Secret Service agents in the past have given testimony about the functioning of the Oval Office tape recording system and some agents have disclosed their observations in books, apparently without causing presidents to distance themselves from their protectors. However, the judges noted, even with the new privilege in place, the court suspected that a president would "distance himself from the agents when engaging in wrongful conduct."

The judges also commented on the fact that the Secret Service does not require its agents to sign confidentiality agreements as a condition of employment and questioned why the so-called "privilege" had been asserted by Treasury Secretary Robert Rubin, whose agency oversees the Secret Service, rather than the president, whose conduct the proposed privilege is supposed to influence.

Starr has issued a subpoena for two Secret Service guards, and a Secret Service lawyer who questioned the guards. The ruling said it was believed to be the first effort in U.S. history to compel testimony by agents guarding the president.

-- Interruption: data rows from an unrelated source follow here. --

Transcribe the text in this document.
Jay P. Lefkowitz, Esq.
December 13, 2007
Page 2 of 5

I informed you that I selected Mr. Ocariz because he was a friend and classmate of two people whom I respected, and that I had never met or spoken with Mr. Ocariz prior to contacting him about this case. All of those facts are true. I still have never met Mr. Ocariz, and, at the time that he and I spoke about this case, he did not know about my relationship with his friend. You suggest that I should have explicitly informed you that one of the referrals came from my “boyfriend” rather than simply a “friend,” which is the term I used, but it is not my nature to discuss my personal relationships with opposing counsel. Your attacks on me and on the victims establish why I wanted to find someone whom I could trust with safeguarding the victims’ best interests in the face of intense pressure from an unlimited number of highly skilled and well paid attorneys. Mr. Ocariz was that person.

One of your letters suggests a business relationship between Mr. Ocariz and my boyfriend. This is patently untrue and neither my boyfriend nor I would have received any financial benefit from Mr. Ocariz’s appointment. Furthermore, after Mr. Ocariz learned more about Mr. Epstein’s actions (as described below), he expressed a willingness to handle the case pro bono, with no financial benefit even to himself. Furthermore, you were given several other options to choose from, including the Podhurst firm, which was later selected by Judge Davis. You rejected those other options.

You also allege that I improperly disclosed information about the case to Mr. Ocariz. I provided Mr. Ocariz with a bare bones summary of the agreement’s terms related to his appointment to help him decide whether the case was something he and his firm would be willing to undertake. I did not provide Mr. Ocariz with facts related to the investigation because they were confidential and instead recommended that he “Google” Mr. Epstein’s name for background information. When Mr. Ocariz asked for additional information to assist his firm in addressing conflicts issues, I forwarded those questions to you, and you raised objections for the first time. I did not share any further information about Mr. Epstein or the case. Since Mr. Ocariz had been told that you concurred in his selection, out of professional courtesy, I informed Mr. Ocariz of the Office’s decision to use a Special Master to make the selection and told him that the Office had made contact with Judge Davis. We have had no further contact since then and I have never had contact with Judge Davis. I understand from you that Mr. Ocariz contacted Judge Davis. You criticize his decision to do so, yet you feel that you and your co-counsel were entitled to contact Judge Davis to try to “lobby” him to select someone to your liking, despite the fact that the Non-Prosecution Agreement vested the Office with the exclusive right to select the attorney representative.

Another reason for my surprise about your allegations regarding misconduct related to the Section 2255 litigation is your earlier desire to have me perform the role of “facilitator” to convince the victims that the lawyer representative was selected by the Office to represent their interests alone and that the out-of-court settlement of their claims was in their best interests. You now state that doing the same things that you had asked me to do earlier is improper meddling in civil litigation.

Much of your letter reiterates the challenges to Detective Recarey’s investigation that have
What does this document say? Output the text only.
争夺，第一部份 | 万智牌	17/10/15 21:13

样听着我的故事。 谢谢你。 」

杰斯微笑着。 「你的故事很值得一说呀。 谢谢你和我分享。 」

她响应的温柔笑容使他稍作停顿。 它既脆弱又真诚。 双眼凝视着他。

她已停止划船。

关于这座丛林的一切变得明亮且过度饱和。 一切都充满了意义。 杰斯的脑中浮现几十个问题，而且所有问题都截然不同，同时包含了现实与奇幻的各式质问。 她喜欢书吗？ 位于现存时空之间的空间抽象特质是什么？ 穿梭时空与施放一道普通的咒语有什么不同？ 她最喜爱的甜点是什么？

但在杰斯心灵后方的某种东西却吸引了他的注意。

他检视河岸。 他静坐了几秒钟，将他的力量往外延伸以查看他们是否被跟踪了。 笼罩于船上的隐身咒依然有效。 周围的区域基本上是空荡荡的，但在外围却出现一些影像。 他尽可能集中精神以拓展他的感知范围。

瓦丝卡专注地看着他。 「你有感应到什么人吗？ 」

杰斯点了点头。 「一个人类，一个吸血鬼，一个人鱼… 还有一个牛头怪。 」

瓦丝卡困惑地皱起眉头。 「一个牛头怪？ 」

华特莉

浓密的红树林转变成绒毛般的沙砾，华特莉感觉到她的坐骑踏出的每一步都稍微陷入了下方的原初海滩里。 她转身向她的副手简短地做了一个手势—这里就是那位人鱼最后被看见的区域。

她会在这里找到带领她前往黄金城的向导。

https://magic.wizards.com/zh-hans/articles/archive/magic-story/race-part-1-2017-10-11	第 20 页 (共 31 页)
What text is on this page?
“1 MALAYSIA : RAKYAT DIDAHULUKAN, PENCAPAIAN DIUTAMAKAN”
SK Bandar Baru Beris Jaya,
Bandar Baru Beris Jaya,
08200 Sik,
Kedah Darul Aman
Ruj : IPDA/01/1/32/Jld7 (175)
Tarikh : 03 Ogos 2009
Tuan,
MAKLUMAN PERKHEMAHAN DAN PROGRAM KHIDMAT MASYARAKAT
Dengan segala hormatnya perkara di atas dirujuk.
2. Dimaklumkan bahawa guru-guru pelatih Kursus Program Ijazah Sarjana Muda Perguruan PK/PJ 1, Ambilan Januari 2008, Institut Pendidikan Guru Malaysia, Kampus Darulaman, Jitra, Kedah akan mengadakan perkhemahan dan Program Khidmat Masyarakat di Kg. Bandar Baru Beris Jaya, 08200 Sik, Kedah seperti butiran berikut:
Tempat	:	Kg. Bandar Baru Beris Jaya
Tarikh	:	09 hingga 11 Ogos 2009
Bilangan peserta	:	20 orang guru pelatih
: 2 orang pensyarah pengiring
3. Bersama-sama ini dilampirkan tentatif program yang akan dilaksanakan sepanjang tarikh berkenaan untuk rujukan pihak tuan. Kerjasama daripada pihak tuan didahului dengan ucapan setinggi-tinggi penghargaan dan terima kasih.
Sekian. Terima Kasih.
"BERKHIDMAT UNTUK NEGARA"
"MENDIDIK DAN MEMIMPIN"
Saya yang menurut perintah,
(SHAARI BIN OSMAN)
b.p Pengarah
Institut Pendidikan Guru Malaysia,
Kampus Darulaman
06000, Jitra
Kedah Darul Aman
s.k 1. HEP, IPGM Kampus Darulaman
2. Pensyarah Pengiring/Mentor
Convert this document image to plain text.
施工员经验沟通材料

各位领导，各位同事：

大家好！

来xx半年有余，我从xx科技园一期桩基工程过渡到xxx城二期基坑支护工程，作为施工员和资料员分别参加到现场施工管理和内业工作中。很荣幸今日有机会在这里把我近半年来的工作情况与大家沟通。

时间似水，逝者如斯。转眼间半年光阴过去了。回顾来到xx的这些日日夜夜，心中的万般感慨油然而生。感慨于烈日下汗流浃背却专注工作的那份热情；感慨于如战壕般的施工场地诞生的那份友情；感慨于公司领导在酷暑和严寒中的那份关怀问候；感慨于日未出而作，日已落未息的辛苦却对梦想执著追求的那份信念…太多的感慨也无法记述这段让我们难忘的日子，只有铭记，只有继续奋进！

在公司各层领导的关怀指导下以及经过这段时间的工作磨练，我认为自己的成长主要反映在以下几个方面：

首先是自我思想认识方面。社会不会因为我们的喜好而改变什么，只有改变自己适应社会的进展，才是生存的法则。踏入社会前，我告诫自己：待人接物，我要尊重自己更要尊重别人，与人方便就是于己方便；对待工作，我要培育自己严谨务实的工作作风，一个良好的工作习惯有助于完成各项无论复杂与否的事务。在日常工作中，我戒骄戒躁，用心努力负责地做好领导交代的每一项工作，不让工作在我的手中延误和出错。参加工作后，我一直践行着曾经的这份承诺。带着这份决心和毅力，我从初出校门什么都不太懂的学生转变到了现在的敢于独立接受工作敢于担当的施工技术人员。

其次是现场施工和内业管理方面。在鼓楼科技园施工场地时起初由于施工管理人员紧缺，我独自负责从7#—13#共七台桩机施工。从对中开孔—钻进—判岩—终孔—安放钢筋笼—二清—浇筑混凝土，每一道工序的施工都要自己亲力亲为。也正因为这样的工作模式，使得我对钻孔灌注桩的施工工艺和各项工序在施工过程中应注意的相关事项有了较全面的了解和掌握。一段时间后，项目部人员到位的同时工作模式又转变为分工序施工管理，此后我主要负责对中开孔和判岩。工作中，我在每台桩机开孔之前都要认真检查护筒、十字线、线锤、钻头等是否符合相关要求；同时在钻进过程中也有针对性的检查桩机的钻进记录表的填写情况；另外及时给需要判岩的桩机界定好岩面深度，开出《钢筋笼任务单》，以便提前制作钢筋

A Justice Department statement said that the department was disappointed by the ruling and "concerned" that it might lead the Secret Service guards to "distance themselves" from the president and thus increase "the danger to his life and that of future presidents."

The Justice Department has never explained just why a guard would "distance" himself from the president when the president was doing his job and obeying the law. This "distancing" problem is almost an admission that the guards have observed something that makes them worry about having to testify.

The people, in a free country, need to know just what is going on in the White House that causes the president to fear the testimony of officer of the law who are assigned to protect him. If Germany in 1934 had a court and decision which had stopped Himmler's SS group, the history of the 20th century would have been radically different.

You've probably complained about a few court decisions. Today we can be truly grateful for three good men, Judges Stephen Williams, Douglas Ginsburg and A. Raymond Randolph, the Appeals Court judges who ruled unanimously to uphold the rule of law.